In fairness to JP Morgan, they do acknowledge in the footnotes that there is a requirement for building capacity in order for people to escape poverty and deprivation through self-sustaining market-based systems, even at the very base of the economic pyramid, and that in future they would like to address the lowest income brackets – but for now will focus on proven business models.
Understandably, JP Morgan’s analytical framework suggests objectives focused on maximising profit and not maximising social impact.
In my opinion, Impact Investment will be most effective within a partnership framework embracing public, private and philanthropic actors; which treats financial returns as a cost of capital and passes reduced transaction costs and lower fees onto deserving consumers through more affordable, flexible and better structured financial services and products. This foray into Impact Investments will be successful for JP Morgan but more importantly, thanks to the JP Morgan plough, the field is now ready for planting by a more diverse range of new and previously fringe players.
It may be a long way off to imagine a confederation of ethical, alternative and social finance institutions which has the scale, geographic reach and range of sophisticated products of big finance – but that doesn’t mean it won’t happen. There are an ever increasing number of innovative banking services, investment products and financial instruments being developed by non-mainstream organisations. At some point the mainstream institutions will inevitably conclude that this is a threat to their established market share.

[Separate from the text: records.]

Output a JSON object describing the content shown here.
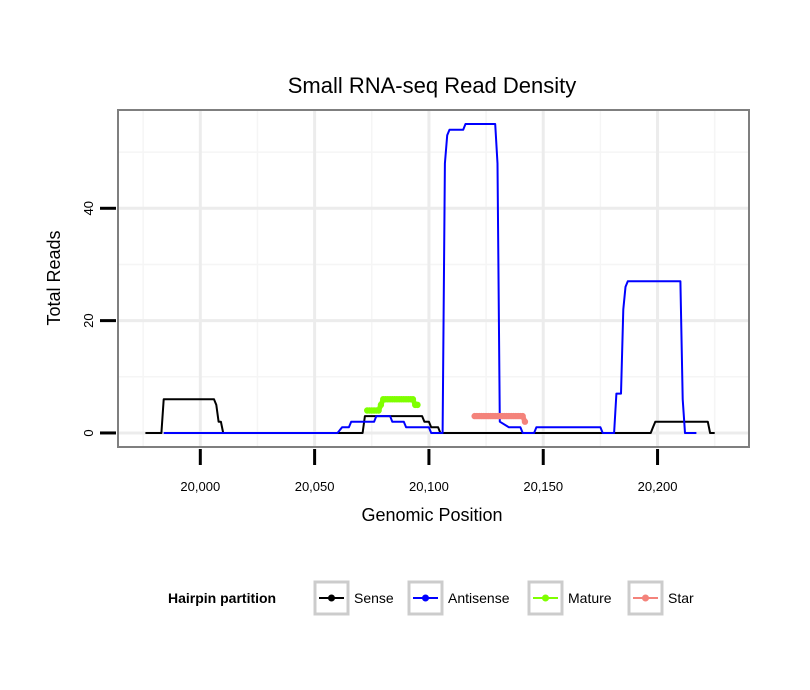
{
  "chart_data": {
    "type": "line",
    "title": "Small RNA-seq Read Density",
    "xlabel": "Genomic Position",
    "ylabel": "Total Reads",
    "xlim": [
      19964,
      20240
    ],
    "ylim": [
      -2.5,
      57.5
    ],
    "x_ticks": [
      20000,
      20050,
      20100,
      20150,
      20200
    ],
    "x_tick_labels": [
      "20,000",
      "20,050",
      "20,100",
      "20,150",
      "20,200"
    ],
    "x_minor_ticks": [
      19975,
      20025,
      20075,
      20125,
      20175,
      20225
    ],
    "y_ticks": [
      0,
      20,
      40
    ],
    "y_tick_labels": [
      "0",
      "20",
      "40"
    ],
    "y_minor_ticks": [
      10,
      30,
      50
    ],
    "grid": true,
    "legend_position": "bottom",
    "legend_title": "Hairpin partition",
    "series": [
      {
        "name": "Sense",
        "color": "#000000",
        "type": "line",
        "x": [
          19976,
          19983,
          19984,
          20006,
          20007,
          20008,
          20009,
          20010,
          20011,
          20071,
          20072,
          20092,
          20093,
          20097,
          20098,
          20099,
          20100,
          20101,
          20102,
          20103,
          20104,
          20105,
          20106,
          20107,
          20120,
          20121,
          20143,
          20144,
          20145,
          20146,
          20197,
          20198,
          20199,
          20200,
          20210,
          20211,
          20222,
          20223,
          20225
        ],
        "y": [
          0,
          0,
          6,
          6,
          5,
          2,
          2,
          0,
          0,
          0,
          3,
          3,
          3,
          3,
          2,
          2,
          2,
          1,
          1,
          1,
          1,
          0,
          0,
          0,
          0,
          0,
          0,
          0,
          0,
          0,
          0,
          1,
          2,
          2,
          2,
          2,
          2,
          0,
          0
        ]
      },
      {
        "name": "Antisense",
        "color": "#0000ff",
        "type": "line",
        "x": [
          19984,
          20060,
          20062,
          20063,
          20065,
          20066,
          20076,
          20077,
          20083,
          20084,
          20089,
          20090,
          20098,
          20099,
          20100,
          20101,
          20102,
          20106,
          20107,
          20108,
          20109,
          20110,
          20115,
          20116,
          20128,
          20129,
          20130,
          20131,
          20135,
          20136,
          20140,
          20141,
          20142,
          20143,
          20144,
          20145,
          20146,
          20147,
          20175,
          20176,
          20181,
          20182,
          20184,
          20185,
          20186,
          20187,
          20209,
          20210,
          20211,
          20212,
          20217
        ],
        "y": [
          0,
          0,
          1,
          1,
          1,
          2,
          2,
          3,
          3,
          2,
          2,
          1,
          1,
          1,
          1,
          0,
          0,
          0,
          48,
          53,
          54,
          54,
          54,
          55,
          55,
          55,
          48,
          2,
          1,
          1,
          1,
          0,
          0,
          0,
          0,
          0,
          0,
          1,
          1,
          0,
          0,
          7,
          7,
          22,
          26,
          27,
          27,
          27,
          6,
          0,
          0
        ]
      },
      {
        "name": "Mature",
        "color": "#7fff00",
        "type": "line_points",
        "x": [
          20073,
          20074,
          20075,
          20076,
          20077,
          20078,
          20079,
          20080,
          20081,
          20082,
          20083,
          20084,
          20085,
          20086,
          20087,
          20088,
          20089,
          20090,
          20091,
          20092,
          20093,
          20094,
          20095
        ],
        "y": [
          4,
          4,
          4,
          4,
          4,
          4,
          5,
          6,
          6,
          6,
          6,
          6,
          6,
          6,
          6,
          6,
          6,
          6,
          6,
          6,
          6,
          5,
          5
        ]
      },
      {
        "name": "Star",
        "color": "#f4837b",
        "type": "line_points",
        "x": [
          20120,
          20121,
          20122,
          20123,
          20124,
          20125,
          20126,
          20127,
          20128,
          20129,
          20130,
          20131,
          20132,
          20133,
          20134,
          20135,
          20136,
          20137,
          20138,
          20139,
          20140,
          20141,
          20142
        ],
        "y": [
          3,
          3,
          3,
          3,
          3,
          3,
          3,
          3,
          3,
          3,
          3,
          3,
          3,
          3,
          3,
          3,
          3,
          3,
          3,
          3,
          3,
          3,
          2
        ]
      }
    ]
  }
}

The cartel-like model of big finance, demonstrated by the universal reluctance of banks to agree global remuneration practices consistent with other industries, may yet be destabilised. It is unlikely that this will happen through more aggressive regulation and government intervention, but rather in response to leftfield competition, such as a credible and viable alternative to commercial big finance.
Imagine for moment a scenario in which a confederation of ethical, alternative and social finance entities organise themselves with the scale, geographic reach and range of sophisticated products of big finance, with a combined balance sheet of similar magnitude to some of the big banks. Imagine that this confederation has a mandate to focus on blended returns, prioritising social outcomes and treating investment returns as a cost of capital. Imagine that it operates according to a non-profit model and therefore can offer capital on softer terms with reduced finance charges, fees and transaction costs, and pass these savings on to eligible customers. Imagine what will happen when customers are confronted with a cheaper and more attractive alternative to mainstream finance.
Is it naive to imagine in this theoretical scenario that the consequence of competition will force commercial finance institutions to lower the prices of financial services and products in order to remain competitive? In market segments where there is competition from sophisticated and innovative non-profits, they would end up chasing a downward price curve thereby reducing the scope for exorbitant profits and, shortly after that, the scope for excessive remuneration.
Oops, have I let the cat out of the bag? Finance has suddenly got much more interesting.